In another example I applied for a vacancy marketing investment products, and was invited to attend an interview at a hotel. It is not unusual for companies to hire hotel rooms to conduct interviews. Unfortunately, when I got there, I discovered this outfit in fact used the hotel as an office. Before they agreed to hire me, I was expected to to sell five of their plans, to friends and relatives. To put it another way, they were not interested in me, but in my contacts. It goes without saying that I gave that one a miss.

In addition I did various so-called jobs trying to sell things at the door. A lot of people find door-to-door salesmen to be a pest, and I found it a deeply discouraging experience. People will think of a variety of disagreeable ways of informing you they do not buy at the door. Subsequently I had a job in telesales, which had the benefit that it enabled me to work from home, however this just as bad. People find it a lot easier to put the phone down on a salesman than to shut a door against them.

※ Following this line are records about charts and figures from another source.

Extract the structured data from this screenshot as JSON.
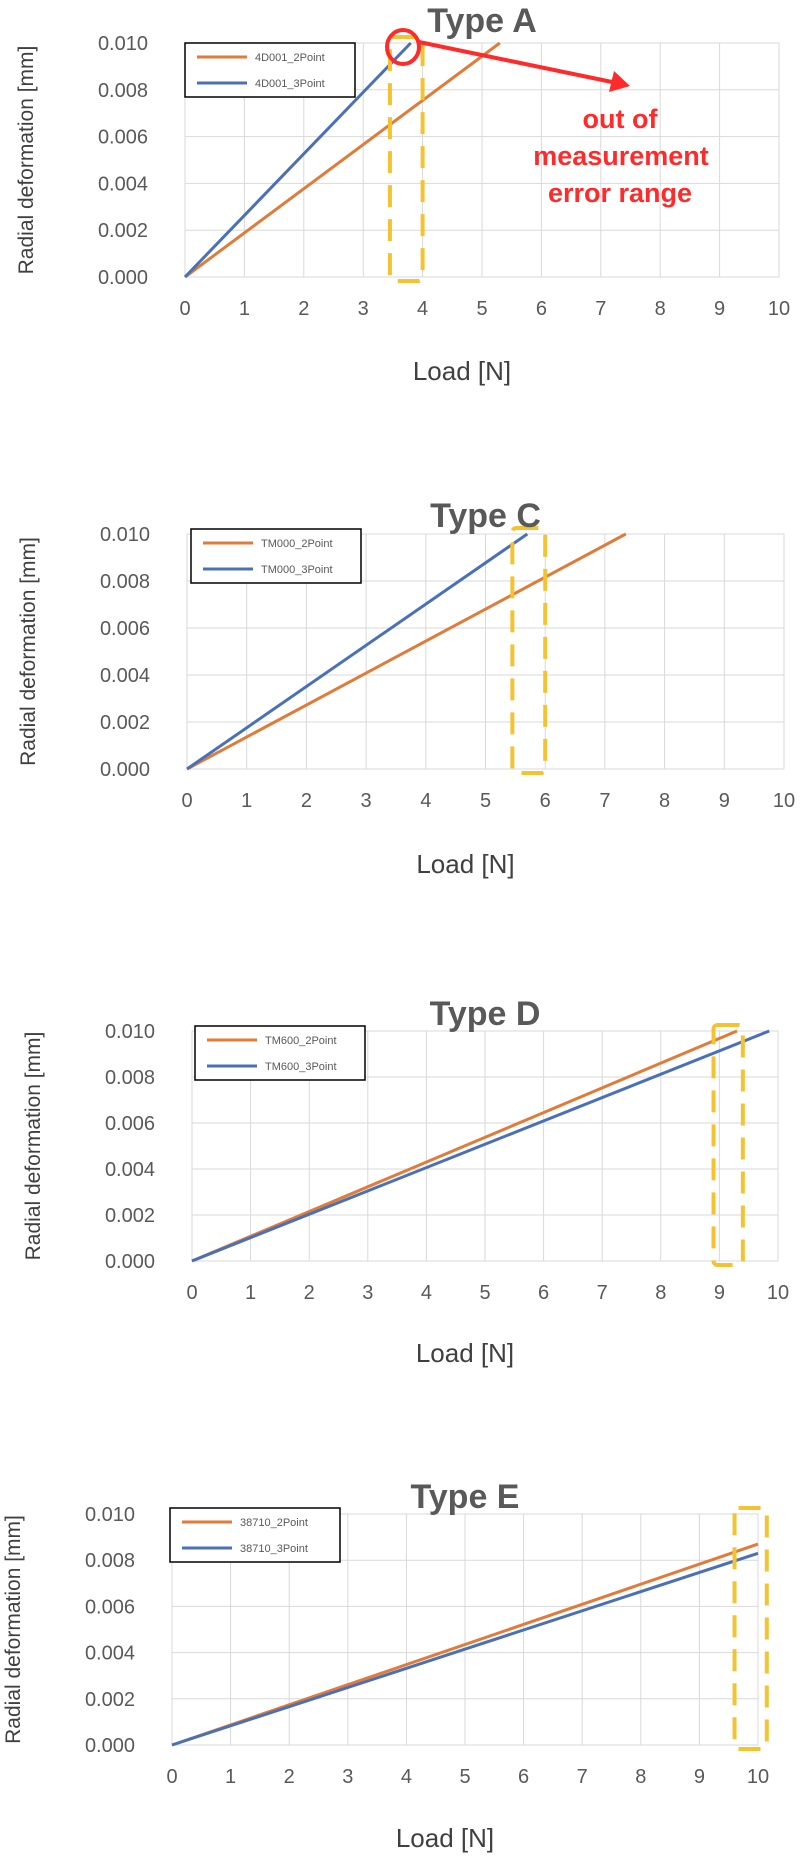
{
  "colors": {
    "series_2point": "#e07b39",
    "series_3point": "#4a70b8",
    "highlight": "#f5c230",
    "annotation": "#ff2a2a",
    "grid": "#d9d9d9"
  },
  "annotation": {
    "lines": [
      "out of",
      "measurement",
      "error range"
    ]
  },
  "chart_data": [
    {
      "type": "line",
      "title": "Type A",
      "xlabel": "Load [N]",
      "ylabel": "Radial deformation [mm]",
      "xlim": [
        0,
        10
      ],
      "ylim": [
        0,
        0.01
      ],
      "x_ticks": [
        "0",
        "1",
        "2",
        "3",
        "4",
        "5",
        "6",
        "7",
        "8",
        "9",
        "10"
      ],
      "y_ticks": [
        "0.000",
        "0.002",
        "0.004",
        "0.006",
        "0.008",
        "0.010"
      ],
      "grid": true,
      "legend": "top-left",
      "series": [
        {
          "name": "4D001_2Point",
          "x": [
            0,
            5.3
          ],
          "y": [
            0,
            0.01
          ]
        },
        {
          "name": "4D001_3Point",
          "x": [
            0,
            3.8
          ],
          "y": [
            0,
            0.01
          ]
        }
      ],
      "highlight_x": [
        3.45,
        4.0
      ]
    },
    {
      "type": "line",
      "title": "Type C",
      "xlabel": "Load [N]",
      "ylabel": "Radial deformation [mm]",
      "xlim": [
        0,
        10
      ],
      "ylim": [
        0,
        0.01
      ],
      "x_ticks": [
        "0",
        "1",
        "2",
        "3",
        "4",
        "5",
        "6",
        "7",
        "8",
        "9",
        "10"
      ],
      "y_ticks": [
        "0.000",
        "0.002",
        "0.004",
        "0.006",
        "0.008",
        "0.010"
      ],
      "grid": true,
      "legend": "top-left",
      "series": [
        {
          "name": "TM000_2Point",
          "x": [
            0,
            7.35
          ],
          "y": [
            0,
            0.01
          ]
        },
        {
          "name": "TM000_3Point",
          "x": [
            0,
            5.7
          ],
          "y": [
            0,
            0.01
          ]
        }
      ],
      "highlight_x": [
        5.45,
        6.0
      ]
    },
    {
      "type": "line",
      "title": "Type D",
      "xlabel": "Load [N]",
      "ylabel": "Radial deformation [mm]",
      "xlim": [
        0,
        10
      ],
      "ylim": [
        0,
        0.01
      ],
      "x_ticks": [
        "0",
        "1",
        "2",
        "3",
        "4",
        "5",
        "6",
        "7",
        "8",
        "9",
        "10"
      ],
      "y_ticks": [
        "0.000",
        "0.002",
        "0.004",
        "0.006",
        "0.008",
        "0.010"
      ],
      "grid": true,
      "legend": "top-left",
      "series": [
        {
          "name": "TM600_2Point",
          "x": [
            0,
            9.3
          ],
          "y": [
            0,
            0.01
          ]
        },
        {
          "name": "TM600_3Point",
          "x": [
            0,
            9.85
          ],
          "y": [
            0,
            0.01
          ]
        }
      ],
      "highlight_x": [
        8.9,
        9.4
      ]
    },
    {
      "type": "line",
      "title": "Type E",
      "xlabel": "Load [N]",
      "ylabel": "Radial deformation [mm]",
      "xlim": [
        0,
        10
      ],
      "ylim": [
        0,
        0.01
      ],
      "x_ticks": [
        "0",
        "1",
        "2",
        "3",
        "4",
        "5",
        "6",
        "7",
        "8",
        "9",
        "10"
      ],
      "y_ticks": [
        "0.000",
        "0.002",
        "0.004",
        "0.006",
        "0.008",
        "0.010"
      ],
      "grid": true,
      "legend": "top-left",
      "series": [
        {
          "name": "38710_2Point",
          "x": [
            0,
            10
          ],
          "y": [
            0,
            0.0087
          ]
        },
        {
          "name": "38710_3Point",
          "x": [
            0,
            10
          ],
          "y": [
            0,
            0.0083
          ]
        }
      ],
      "highlight_x": [
        9.6,
        10.15
      ]
    }
  ]
}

The door-to-door jobs are less common these days as a lot of neighbourhoods have been designated as ‘no cold calling’ zones, and most of the telephone selling jobs have been outsourced to India. Nevertheless, recently I went for a vacancy in market research, which I thought would be better as it did not involve sales. Unfortunately, I found that very few people were willing to take part in the survey, and some simply put down the phone right away. I gave that up after 24 hours.

So, with employment opportunities in critically short supply, are there any worthwhile alternatives? After I tried out a lot of dead-ends I then considered Internet business opportunities. You will find some advertised on various online jobs sites, but in addition there are websites specialising in the area of Internet business itself. Such jobs enable people to work from home, so there is no need to move to another part of the country. Many such jobs might involve a small investment, but I can speak from my own experience that online jobs are infinitely preferable to trying to sell something on the doorstep or phone. After entering this area a while ago, I haven’t personally looked back.